The NBA/China controversy is washing onto Canadian shores. There's an exhibition game in Vancouver tomorrow night, and a pro-Hong Kong group is planning to protest against human rights abuses by the ruling Chinese government in the semi-autonomous city-state. An organizer said the group wants to "test" the NBA on whether it "really stands for freedom of speech." The league claimed to be doing that by not punishing Houston Rockets GM Daryl Morey for his tweet supporting Hong Kong protestors that angered the Chinese government — even though it bent over backwards to distance itself from what Morey said. LeBron James joined the fray earlier this week by criticizing Morey for not weighing the "ramifications" of his tweet — which include potentially costing superstars like LeBron a lot of money because they have massive endorsement deals with shoe companies that do business in China. Read more here about the various Vancouver protests, which will also include people trying to convince the NBA to bring the Grizzlies back.

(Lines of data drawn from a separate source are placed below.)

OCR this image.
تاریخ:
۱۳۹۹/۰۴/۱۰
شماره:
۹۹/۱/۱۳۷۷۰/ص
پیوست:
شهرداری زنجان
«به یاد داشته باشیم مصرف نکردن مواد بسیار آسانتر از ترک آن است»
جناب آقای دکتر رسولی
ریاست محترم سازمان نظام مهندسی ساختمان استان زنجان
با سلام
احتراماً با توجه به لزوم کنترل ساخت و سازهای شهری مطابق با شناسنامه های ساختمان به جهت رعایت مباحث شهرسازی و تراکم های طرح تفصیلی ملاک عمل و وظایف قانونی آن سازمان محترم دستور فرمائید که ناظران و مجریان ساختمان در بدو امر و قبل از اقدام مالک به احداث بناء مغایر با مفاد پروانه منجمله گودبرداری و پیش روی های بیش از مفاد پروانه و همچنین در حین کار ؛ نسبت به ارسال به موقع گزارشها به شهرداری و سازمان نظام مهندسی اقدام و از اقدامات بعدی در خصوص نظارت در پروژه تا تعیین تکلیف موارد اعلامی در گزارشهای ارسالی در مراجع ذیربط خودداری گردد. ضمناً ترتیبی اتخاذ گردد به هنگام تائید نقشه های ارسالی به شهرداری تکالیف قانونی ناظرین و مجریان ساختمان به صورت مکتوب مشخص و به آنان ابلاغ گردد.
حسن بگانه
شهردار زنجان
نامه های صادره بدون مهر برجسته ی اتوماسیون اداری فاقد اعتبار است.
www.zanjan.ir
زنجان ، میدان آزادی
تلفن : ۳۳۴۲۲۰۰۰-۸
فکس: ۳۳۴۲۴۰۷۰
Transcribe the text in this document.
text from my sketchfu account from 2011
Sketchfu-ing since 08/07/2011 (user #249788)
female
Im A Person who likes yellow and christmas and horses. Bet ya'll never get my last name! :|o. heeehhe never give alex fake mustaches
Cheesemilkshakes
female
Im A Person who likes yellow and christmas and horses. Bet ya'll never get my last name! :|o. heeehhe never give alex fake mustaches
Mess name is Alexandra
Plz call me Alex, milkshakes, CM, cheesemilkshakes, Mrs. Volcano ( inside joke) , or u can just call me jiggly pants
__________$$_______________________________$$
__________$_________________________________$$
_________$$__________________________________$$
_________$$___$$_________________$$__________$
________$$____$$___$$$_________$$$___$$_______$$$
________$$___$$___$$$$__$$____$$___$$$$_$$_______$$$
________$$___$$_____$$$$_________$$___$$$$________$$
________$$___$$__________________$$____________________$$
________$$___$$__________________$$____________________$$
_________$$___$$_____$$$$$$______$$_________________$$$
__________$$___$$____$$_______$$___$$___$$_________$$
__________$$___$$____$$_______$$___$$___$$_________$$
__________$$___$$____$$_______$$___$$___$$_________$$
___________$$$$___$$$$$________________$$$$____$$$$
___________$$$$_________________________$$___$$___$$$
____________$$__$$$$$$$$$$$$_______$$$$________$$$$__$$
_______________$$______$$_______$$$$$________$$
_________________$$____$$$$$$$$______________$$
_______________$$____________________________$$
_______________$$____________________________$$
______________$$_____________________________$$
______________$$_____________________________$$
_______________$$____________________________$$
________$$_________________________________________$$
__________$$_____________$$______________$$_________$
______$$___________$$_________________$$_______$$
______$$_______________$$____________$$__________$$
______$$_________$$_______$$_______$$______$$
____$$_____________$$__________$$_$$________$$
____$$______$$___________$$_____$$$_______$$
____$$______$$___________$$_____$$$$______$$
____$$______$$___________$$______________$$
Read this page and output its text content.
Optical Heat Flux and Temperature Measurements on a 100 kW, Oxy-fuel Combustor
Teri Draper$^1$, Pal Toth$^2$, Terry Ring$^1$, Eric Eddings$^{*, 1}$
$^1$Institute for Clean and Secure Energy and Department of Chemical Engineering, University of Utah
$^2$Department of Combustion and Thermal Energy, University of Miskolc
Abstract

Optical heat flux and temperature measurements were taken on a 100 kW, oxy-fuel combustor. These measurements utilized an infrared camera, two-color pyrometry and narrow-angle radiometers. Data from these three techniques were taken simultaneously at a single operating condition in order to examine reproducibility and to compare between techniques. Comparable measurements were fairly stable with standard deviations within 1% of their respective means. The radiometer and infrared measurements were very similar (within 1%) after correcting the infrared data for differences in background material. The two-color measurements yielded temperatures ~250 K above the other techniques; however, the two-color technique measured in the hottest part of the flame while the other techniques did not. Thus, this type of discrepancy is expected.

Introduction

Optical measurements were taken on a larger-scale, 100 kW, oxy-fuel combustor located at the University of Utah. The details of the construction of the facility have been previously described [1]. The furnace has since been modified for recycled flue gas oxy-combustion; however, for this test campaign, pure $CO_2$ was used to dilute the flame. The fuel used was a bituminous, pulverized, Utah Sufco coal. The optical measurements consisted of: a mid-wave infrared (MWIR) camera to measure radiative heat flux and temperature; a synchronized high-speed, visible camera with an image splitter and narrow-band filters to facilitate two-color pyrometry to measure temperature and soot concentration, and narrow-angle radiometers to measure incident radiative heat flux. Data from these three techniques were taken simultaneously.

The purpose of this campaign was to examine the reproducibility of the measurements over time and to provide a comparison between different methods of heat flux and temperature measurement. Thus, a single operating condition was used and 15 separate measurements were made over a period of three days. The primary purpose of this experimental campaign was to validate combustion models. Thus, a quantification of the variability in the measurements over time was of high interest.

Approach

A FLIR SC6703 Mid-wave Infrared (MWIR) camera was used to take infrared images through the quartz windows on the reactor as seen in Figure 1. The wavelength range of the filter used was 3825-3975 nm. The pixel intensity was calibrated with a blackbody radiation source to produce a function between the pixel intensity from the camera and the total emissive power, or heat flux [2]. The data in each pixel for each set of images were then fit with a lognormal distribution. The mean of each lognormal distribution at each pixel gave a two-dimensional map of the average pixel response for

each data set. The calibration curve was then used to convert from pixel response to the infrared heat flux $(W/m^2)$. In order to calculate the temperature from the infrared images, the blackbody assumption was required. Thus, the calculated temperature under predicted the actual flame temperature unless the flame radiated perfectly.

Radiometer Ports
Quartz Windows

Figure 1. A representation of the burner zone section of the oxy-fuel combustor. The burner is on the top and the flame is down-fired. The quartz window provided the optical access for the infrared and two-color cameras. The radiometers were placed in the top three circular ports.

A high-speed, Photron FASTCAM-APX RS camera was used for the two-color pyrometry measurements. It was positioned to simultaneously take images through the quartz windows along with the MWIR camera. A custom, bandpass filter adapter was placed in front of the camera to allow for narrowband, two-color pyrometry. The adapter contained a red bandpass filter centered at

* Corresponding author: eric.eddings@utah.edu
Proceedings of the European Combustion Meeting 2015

Correction (plus a bonus Wayne Gretzky fun fact): In yesterday's newsletter, I wrote that the No. 2 scorer in NHL history, Jaromir Jagr, has 936 points. What I meant to write, were I not a moron, is that Jagr is 936 points behind Gretzky. Jagr has 1,921 points. Gretzky notched 1,963 assists alone. So if Gretzky hadn't scored a single goal — and he scored 894 of them, which is 91 more than anyone else ever — he'd still be the all-time points leader (hat tip to CBC Sports editor Pat Grier for pointing that out).